Hip fractures almost always require hospitalization and major surgery, and impair a person’s ability to walk unassisted and may cause prolonged or permanent disability. Approximately 50% of patients with hip fractures die within one year.
Spinal vertebral fractures have serious consequences, including loss of height, severe back pain and back deformity.
Our skeletal system is made up of bony structures, with complex living tissues undergoing constant formation and remodeling of bone. Bones are constantly changing and are greatly affected by diet and exercise. Until the age of 34, bone mass increases, then as a natural part of the aging process, bone begins to lose its strength and break down faster than new bone can be formed.

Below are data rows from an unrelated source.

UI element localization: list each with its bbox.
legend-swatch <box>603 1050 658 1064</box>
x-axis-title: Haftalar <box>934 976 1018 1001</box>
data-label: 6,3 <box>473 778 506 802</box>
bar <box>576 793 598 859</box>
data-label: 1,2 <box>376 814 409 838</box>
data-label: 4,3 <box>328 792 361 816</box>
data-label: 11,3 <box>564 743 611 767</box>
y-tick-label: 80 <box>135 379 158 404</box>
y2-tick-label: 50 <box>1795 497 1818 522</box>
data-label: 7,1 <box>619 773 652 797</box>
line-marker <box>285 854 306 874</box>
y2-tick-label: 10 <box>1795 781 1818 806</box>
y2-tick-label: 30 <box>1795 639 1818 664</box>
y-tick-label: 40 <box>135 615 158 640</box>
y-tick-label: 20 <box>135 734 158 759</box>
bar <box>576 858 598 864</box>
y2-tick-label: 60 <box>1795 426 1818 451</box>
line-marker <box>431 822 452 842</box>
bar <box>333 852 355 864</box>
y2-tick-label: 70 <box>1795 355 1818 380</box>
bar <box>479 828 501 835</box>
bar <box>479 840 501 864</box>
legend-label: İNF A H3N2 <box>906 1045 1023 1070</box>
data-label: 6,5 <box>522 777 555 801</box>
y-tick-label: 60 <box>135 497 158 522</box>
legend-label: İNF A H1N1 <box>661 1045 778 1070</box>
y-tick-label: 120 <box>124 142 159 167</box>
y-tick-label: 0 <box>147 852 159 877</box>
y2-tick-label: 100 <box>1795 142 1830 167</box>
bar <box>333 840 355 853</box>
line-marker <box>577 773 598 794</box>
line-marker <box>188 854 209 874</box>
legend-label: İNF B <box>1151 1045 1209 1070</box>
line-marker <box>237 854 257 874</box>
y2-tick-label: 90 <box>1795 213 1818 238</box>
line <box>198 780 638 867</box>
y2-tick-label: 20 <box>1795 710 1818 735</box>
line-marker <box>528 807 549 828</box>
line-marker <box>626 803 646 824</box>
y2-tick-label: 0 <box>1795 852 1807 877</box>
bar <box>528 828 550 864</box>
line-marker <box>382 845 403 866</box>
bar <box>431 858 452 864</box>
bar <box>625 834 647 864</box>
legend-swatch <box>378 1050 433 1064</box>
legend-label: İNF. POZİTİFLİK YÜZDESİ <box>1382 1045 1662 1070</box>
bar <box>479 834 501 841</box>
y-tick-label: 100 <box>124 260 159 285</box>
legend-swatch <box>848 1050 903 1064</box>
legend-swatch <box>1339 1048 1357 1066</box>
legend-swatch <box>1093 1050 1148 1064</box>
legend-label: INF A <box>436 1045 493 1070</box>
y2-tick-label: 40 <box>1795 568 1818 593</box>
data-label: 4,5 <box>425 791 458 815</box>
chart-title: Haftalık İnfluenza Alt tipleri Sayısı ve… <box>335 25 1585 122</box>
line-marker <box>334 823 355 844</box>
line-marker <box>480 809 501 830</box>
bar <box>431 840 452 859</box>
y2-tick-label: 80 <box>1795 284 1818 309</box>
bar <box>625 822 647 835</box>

In women, bone loss accelerates in the several years before and after menopause due to decreased estrogen, which protects bone mass. Critical years of building bone mass are during youth, adolescence, and early adulthood. Adequate calcium and weight-bearing exercise are imperative.
Devastating toll of osteoporotic fracture:
- Lifetime risk of death from osteoporotic fracture is comparable to that of breast cancer.
- With hip fracture alone, there is a 20% excess mortality or death rate within one year of the event, with approximately 50% of survivors of hip fractures being permanently disabled and 20% requiring long-term nursing care.
Prevalence of osteoporosis:
- 25 million Americans are affected with osteoporosis, 20 million of whom are women.
- Nearly 77% of women with osteoporosis are not diagnosed and therefore not treated.
Bone loss and fracture risk progresses over time:
- Bone mass in women peaks at around age 30-35 and declines thereafter.
- Approximately 50% of women over age 50 have osteoporosis.
Bone loss and fracture risk:
- Since the association between low bone mass and fracture risk is strong, early recognition and diagnosis of osteoporosis before fracture occurs is imperative. This is especially true in asymptomatic patients whose fractures may go unrecognized, such as women with height loss or kyphosis.
- Many patients are asymptomatic and are at risk for fracturing due to their low bone mass. Osteoporosis in these asymptomatic patients can only be diagnosed by a DEXA or other bone density test.
Standard x-ray diagnosis of osteoporosis:
- Standard x-rays show bone loss only when at least 30% of the bone mass is already gone.
- Standard x-rays can confirm the diagnosis of a vertebral fracture.